The Associated Press news agency was unable to speak with Kumbhar. After a brief police custody, she is now staying with relatives who have refused to make her available or even to say where she is.

Sri Ram Sena Hindustan denied that its members killed the mullah and said the group was under fire for “working for the benefit of the Hindus”.

Its leader, Ramakant Konduskar, who calls himself an infantryman in the battle to save Hinduism, said he was not against any religion but that people should marry in theirs. He sees the “jihad of love” as a threat to society.

Hindu women perform rituals when participating in religious festivities in Belagavi [Aijaz Rahi/AP]
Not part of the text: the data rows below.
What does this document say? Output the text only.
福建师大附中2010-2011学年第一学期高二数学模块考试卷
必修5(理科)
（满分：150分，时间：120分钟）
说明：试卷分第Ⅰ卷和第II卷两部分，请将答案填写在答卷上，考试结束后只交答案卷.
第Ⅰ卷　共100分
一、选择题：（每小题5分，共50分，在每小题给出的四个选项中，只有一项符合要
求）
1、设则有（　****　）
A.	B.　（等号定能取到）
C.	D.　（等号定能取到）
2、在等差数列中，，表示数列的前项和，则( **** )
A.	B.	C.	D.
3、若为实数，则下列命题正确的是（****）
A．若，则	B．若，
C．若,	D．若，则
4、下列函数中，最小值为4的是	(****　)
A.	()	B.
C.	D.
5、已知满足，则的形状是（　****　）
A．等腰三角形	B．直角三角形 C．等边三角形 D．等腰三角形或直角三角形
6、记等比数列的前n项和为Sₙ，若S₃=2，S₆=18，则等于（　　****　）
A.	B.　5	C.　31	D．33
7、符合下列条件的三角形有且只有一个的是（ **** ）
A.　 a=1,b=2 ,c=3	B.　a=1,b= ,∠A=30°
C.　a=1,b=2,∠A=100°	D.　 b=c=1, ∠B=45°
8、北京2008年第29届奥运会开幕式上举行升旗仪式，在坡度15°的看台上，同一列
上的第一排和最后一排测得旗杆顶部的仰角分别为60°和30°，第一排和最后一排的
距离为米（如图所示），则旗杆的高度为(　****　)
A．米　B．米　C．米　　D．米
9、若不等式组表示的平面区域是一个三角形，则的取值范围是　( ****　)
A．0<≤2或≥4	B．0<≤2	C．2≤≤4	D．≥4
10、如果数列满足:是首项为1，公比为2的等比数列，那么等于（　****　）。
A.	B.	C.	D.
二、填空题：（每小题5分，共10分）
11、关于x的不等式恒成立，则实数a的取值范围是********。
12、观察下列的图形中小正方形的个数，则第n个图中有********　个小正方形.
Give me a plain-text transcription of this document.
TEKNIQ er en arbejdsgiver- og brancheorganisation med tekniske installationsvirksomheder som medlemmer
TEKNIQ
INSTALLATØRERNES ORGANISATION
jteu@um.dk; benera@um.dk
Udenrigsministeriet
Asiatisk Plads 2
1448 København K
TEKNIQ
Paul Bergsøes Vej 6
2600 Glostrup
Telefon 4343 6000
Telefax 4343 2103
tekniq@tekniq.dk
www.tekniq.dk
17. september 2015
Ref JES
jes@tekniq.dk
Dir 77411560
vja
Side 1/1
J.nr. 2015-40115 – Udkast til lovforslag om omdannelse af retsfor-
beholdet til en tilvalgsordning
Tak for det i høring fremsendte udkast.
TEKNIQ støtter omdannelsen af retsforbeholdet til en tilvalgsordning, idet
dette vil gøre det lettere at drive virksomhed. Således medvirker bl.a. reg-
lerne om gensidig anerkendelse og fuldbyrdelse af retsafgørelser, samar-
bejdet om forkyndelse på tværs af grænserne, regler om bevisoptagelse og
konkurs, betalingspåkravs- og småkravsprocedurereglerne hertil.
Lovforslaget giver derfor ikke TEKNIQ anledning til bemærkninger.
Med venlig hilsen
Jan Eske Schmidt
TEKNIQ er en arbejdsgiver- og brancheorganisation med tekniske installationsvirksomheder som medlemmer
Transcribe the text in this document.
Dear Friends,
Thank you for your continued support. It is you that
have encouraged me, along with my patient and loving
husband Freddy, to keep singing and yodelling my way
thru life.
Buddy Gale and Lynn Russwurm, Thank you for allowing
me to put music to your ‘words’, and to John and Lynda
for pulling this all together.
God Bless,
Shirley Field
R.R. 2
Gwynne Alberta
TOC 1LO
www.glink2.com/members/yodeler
Some jurisdictions governed by Modi’s party have now started to try to codify this sentiment into law.

Last year, Uttar Pradesh lawmakers passed India’s first “jihad of love” law, requiring couples of different faiths to give an official two months’ notice before marrying.

By law, it is up to the official to determine whether a conversion has occurred by duress, a felony punishable by up to 10 years in prison. Because authorities may make couples’ names public during the process, hard-line supporters have sometimes intervened to pressure the families of the women to file forced conversion complaints.

So far, nearly 100 people have been arrested under the law, although only a few have been convicted. Three other states governed by the BJP have introduced similar measures.

Critics say the bills violate the constitutional right to privacy. They also view the laws as deeply patriarchal.

“Women are not assets,” said Renu Mishra, lawyer and women’s rights activist in Uttar Pradesh.

Some liberal activists, mostly Hindus, have formed social and legal aid groups for interfaith couples and are celebrating their stories on social media.

But in Belagavi, a relatively small town, these resources and support are lacking. The state of Karnataka has recently seen an increase in anti-Muslim attacks, heightening fears within the community.

In this environment, the mullah felt he had nowhere to turn, according to his relatives.

“My son made a terrible mistake in loving a Hindu woman,” Shaikh said.

She paused, searching for the right words, before continuing, “Is that what you get by loving someone?”